¿Qué es el Tocilizumab, un fármaco prometedor para neumonías por Covid?

El mundo está inmerso en una carrera contrarreloj para descubrir un tratamiento efectivo cuanto antes contra el coronavirus, y el último fármaco prometedor se llama Tocilizumab (Actemra/RoActemra), de Roche, descrito para tratar la artritis. ¿Cómo actúa? ¿Por qué es prometedor?

Este fármaco de los laboratorios de Roche —cuya marca comercial es Actemra o como RoActemra— bloquea el receptor de la citocina interleuquina-6 y está aprobado para el tratamiento de pacientes adultos con artritis reumatoide (AR) de moderada a severa. Su coste aproximado es de 800 euros por inyección.

Assistance publique – Hôpitaux de Paris (AP-HP) ha publicado este lunes datos preliminares de un estudio realizado en 129 pacientes adultos con infección de moderada a agrave de neumonía por COVID-19 pero que no ingresaron en UCI. A la mitad del grupo (64) se les puso dos inyecciones de este tratamiento modulador del sistema inmune, que mejoró sustancialmente su estado de salud. No necesitaron asistencia respiratoria con posterioridad.

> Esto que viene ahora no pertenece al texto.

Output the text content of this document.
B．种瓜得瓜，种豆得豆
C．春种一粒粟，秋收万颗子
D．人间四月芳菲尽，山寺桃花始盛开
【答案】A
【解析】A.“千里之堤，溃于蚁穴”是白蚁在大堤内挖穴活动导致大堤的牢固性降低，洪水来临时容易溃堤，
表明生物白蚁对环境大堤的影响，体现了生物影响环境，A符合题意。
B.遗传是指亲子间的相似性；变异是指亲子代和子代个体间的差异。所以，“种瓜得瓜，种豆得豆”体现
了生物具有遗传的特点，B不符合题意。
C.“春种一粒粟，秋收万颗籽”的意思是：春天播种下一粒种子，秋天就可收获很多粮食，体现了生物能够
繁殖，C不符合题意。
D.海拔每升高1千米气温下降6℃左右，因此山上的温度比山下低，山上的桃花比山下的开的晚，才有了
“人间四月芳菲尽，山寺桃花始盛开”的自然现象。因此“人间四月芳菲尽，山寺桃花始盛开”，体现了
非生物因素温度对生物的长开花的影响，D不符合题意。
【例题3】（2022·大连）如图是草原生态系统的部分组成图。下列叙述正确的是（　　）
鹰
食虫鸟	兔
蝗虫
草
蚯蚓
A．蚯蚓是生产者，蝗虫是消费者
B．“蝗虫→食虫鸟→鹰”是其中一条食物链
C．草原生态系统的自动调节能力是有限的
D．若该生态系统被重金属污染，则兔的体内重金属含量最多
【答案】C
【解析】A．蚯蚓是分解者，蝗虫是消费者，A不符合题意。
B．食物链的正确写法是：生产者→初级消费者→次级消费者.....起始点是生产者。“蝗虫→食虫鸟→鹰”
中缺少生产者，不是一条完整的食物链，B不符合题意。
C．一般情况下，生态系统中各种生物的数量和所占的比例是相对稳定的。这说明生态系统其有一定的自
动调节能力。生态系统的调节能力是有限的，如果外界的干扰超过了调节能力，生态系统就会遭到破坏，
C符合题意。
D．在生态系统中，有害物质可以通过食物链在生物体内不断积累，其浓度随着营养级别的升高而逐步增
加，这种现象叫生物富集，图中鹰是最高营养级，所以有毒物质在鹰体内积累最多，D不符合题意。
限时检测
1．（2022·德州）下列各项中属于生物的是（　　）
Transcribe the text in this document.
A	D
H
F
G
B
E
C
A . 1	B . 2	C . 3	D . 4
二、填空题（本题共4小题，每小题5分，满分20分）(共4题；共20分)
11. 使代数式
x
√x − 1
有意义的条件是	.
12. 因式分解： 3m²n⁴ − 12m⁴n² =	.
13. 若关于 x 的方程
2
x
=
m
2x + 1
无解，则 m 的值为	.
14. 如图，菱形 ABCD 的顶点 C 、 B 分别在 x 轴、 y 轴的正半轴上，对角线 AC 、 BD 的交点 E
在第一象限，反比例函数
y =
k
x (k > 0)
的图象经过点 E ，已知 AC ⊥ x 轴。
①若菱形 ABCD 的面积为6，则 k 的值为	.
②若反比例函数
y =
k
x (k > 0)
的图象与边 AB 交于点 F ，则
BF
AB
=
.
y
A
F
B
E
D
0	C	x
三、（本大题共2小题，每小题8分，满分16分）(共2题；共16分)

Se pensó inicialmente en este fármaco para la artritis al observar que en los pacientes sanos infectados por el virus se producía una «tormenta de citoquinas» en el sistema inmune que podía provocar insuficiencia respiratoria aguda.

El Tocilizumab (Actemra o RoActemra) trabaja en la inhibición de la Interleuquina 6 (IL-6), que produce el cuerpo en respuesta al virus SARS COV-2 y da lugar a una inflamación muy severa de distintos órganos, entre ellos los pulmones, por una reacción excesiva del sistema inmunitario. Por tanto, no bloquea el virus, pero podría mejorar la reacción inflamatoria que causa en algunos pacientes.

Efectivamente. Hay un estudio, en el que participan los hospitales Gregorio Marañón, La Paz y Ramón y Cajal, que evalúa la eficacia del medicamento Tocilizumab en pacientes con neumonía por esta enfermedad.

Además, hay otro estudio, denominado TOCOVID, liderado por el Instituto de Investigación Sanitaria del hospital de la Santa Creu i Sant Pau de Barcelona y que analiz el uso de hidroxicloroquina y azitromicina con o sin Tocilizumab. Los investigadores estudian si la administración precoz de este último fármaco mejora la acción conjunta de los dos primeros. Específicamente evalúa si se reduce la mortalidad intrahospitalaria así como la necesidad de ventilación mecánica en la UCI, entre otros objetivos.

Los expertos señalan que el estudio francés de cuyos datos se habla estos días es demasiado pequeño en cuanto a su muestra y deberá pasar el filtro de revisiones científicas independientes. El laboratorio Roche también tiene en marcha un estudio propio con 330 pacientes en Europa, cuyos resultados espera para el principio del verano. Además, otros estudios previos con un inhibidor de la misma citocina (Sarilumab) no estarían dado el resultado esperado.